End result is that startups aren’t forced into situations by VCs where they have to go public, and if they end up going under anyways by failing to pay back the government’s investment (tax payer money, basically) it is seen as a purchase of potentially valuable IP which can be made available to the public for the betterment of society and industry.
It starts with a staff shortage while scaling up, or a small project that current employees don’t have capacity for.
The execs have a decision, find and hire a long term employee(s), train them up, make sure it’s a good culture fit, and pay their benefits and compensation
or get a contractor firm to fill seats and pay the contract.
It’s all downhill from there once they pick a contracting firm.
The contracting firm is a Trojan horse for the short term philosophy, while also eroding away the skill pipeline of raising juniors to senior talent so the company eventually has to keep going back to firms.
Instead of scaling up and building the knowledge pool as the company grows organically, they want to massively scale up and down and cycle through many people and skim the good contractors off the top. But this does not work.
The bad contractors overflow the org with tech debt. Seniors don’t have juniors to train, nor do they work on the core stuff to keep their skills. The seniors and good contractors skimmed off the top turn into contractor babysitters. The juniors don’t exist. The seniors eventually turn into managers or leave for greener pastures where their original skills are wanted and respected and fostered.
Eventually the company is left a husk of past talent and mountain of tech debt, and no in-house skill to turn things around, so the options are to stay with contracting indefinitely or start at ground 0.

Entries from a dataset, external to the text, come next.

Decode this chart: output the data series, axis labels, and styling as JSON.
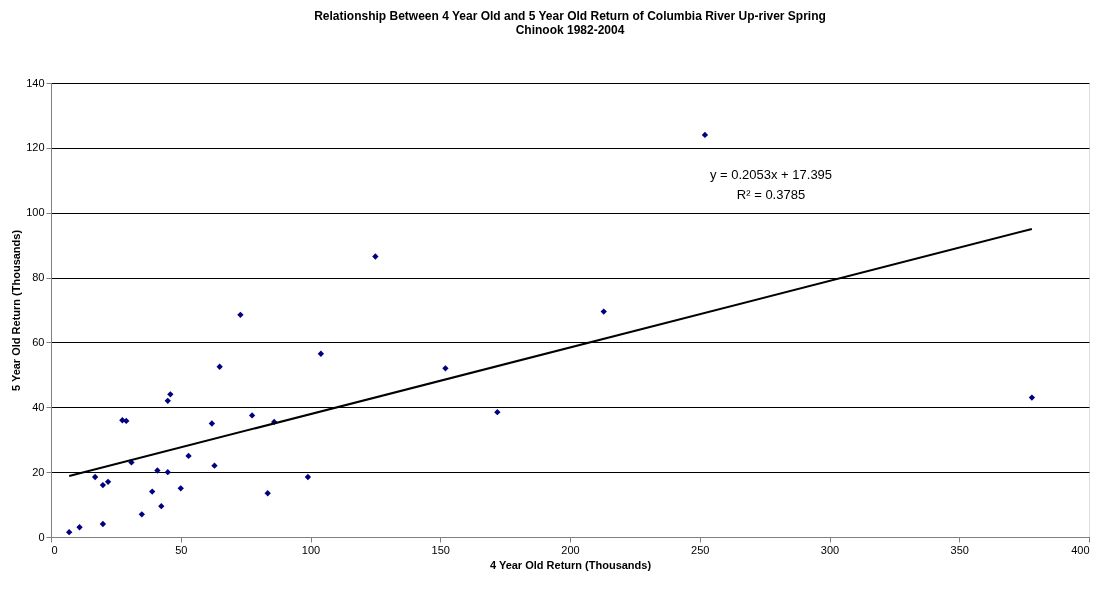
{
  "chart_data": {
    "type": "scatter",
    "title": [
      "Relationship Between 4 Year Old and 5 Year Old Return of Columbia River Up-river Spring",
      "Chinook 1982-2004"
    ],
    "xlabel": "4 Year Old Return (Thousands)",
    "ylabel": "5 Year Old Return (Thousands)",
    "xlim": [
      0,
      400
    ],
    "xticks": [
      0,
      50,
      100,
      150,
      200,
      250,
      300,
      350,
      400
    ],
    "ylim": [
      0,
      140
    ],
    "yticks": [
      0,
      20,
      40,
      60,
      80,
      100,
      120,
      140
    ],
    "grid": "y",
    "legend": false,
    "annotations": [
      "y = 0.2053x + 17.395",
      "R² = 0.3785"
    ],
    "series": [
      {
        "color": "#000080",
        "marker": "diamond",
        "x": [
          7,
          11,
          17,
          20,
          20,
          22,
          27.5,
          29,
          31,
          35,
          39,
          41,
          42.5,
          45,
          45,
          46,
          50,
          53,
          62,
          63,
          65,
          73,
          77.5,
          83.5,
          86,
          99,
          104,
          125,
          152,
          172,
          213,
          252,
          378
        ],
        "values": [
          1.5,
          3,
          18.5,
          4,
          16,
          17,
          36,
          35.8,
          23,
          7,
          14,
          20.5,
          9.5,
          20,
          42,
          44,
          15,
          25,
          35,
          22,
          52.5,
          68.5,
          37.5,
          13.5,
          35.5,
          18.5,
          56.5,
          86.5,
          52,
          38.5,
          69.5,
          124,
          43
        ]
      },
      {
        "type": "line",
        "color": "#000000",
        "marker": "none",
        "x": [
          7,
          378
        ],
        "values": [
          18.8,
          95
        ]
      }
    ]
  }
}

Combined with not increasing wages to match cost of living and inflation, not giving bonuses when there profits, and now you’ve got most of corporate America with their burnt out workforce skeleton crew.
Never go public
It’s the way the system is set up to work. Nobody cares about the stock price of a public company in 10 years - rather, everyone cares about the next quarter results so they know whether they should sell or buy or whatever.

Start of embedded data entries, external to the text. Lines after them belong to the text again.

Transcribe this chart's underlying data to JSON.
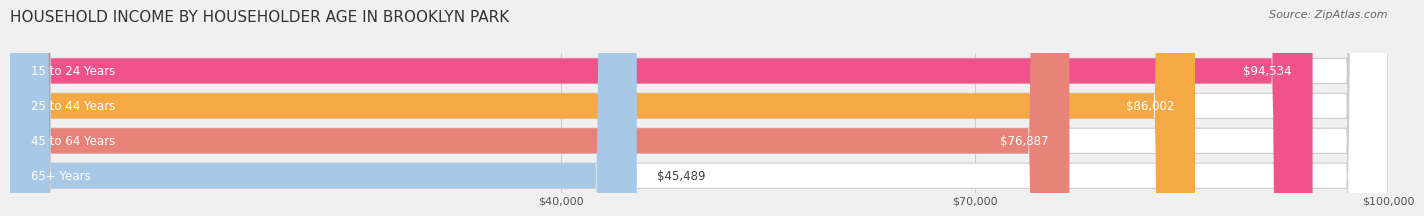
{
  "title": "HOUSEHOLD INCOME BY HOUSEHOLDER AGE IN BROOKLYN PARK",
  "source": "Source: ZipAtlas.com",
  "categories": [
    "15 to 24 Years",
    "25 to 44 Years",
    "45 to 64 Years",
    "65+ Years"
  ],
  "values": [
    94534,
    86002,
    76887,
    45489
  ],
  "labels": [
    "$94,534",
    "$86,002",
    "$76,887",
    "$45,489"
  ],
  "bar_colors": [
    "#f0538a",
    "#f5a944",
    "#e8837a",
    "#a8c8e8"
  ],
  "bar_edge_colors": [
    "#e0306a",
    "#e09030",
    "#d06060",
    "#88aad0"
  ],
  "background_color": "#f0f0f0",
  "bar_bg_color": "#e8e8e8",
  "xmin": 0,
  "xmax": 100000,
  "xticks": [
    40000,
    70000,
    100000
  ],
  "xticklabels": [
    "$40,000",
    "$70,000",
    "$100,000"
  ],
  "title_fontsize": 11,
  "label_fontsize": 8.5,
  "tick_fontsize": 8,
  "source_fontsize": 8
}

It’s the stock market that fuels this short term gain mentality. You don’t see this happen as much for private companies.
Short Answer - Money.
Long Answer:
Money and Greed :p
But in reality, it’s usually just money. Ultimately if a company has decided that it’s sole purpose for existing is maximization of wealth for it’s owners, it will inevitably tend to go to the traditional business routes and hire executives who are educated in doing exactly that.
Technology companies in particular are prime for that because everyone hopes to eventually either become the next Apple/Microsoft, or be bought out by them. It’s fast, short term and big money.
Only time in my career I was laid off was because of this. Brother owners had been running their business for 40 years very well and very employee friendly. We got lots of bonuses and pay outs based on revenues and was an awesome place to work.
one of the 3 died and so the other 2 decided it was time to retire, and they did exactly this. Went out and hired a CEO who came from a reputable business school, who has done nothing but “be an executive” since graduating, and was purely a sociopath.
within 3 years the company was a horrendous place to work for. our bonuses nearly all disapeared, or started getting pegged to arbitrary company performance standards and other bullshit. by the end of 3 years 30% of us were then let go.
All because this shmuck’s primary objective was “maximize the value of the company above all else” and for him, that meant going after the employees. Since we released ZERO product in those 3 years since he took over.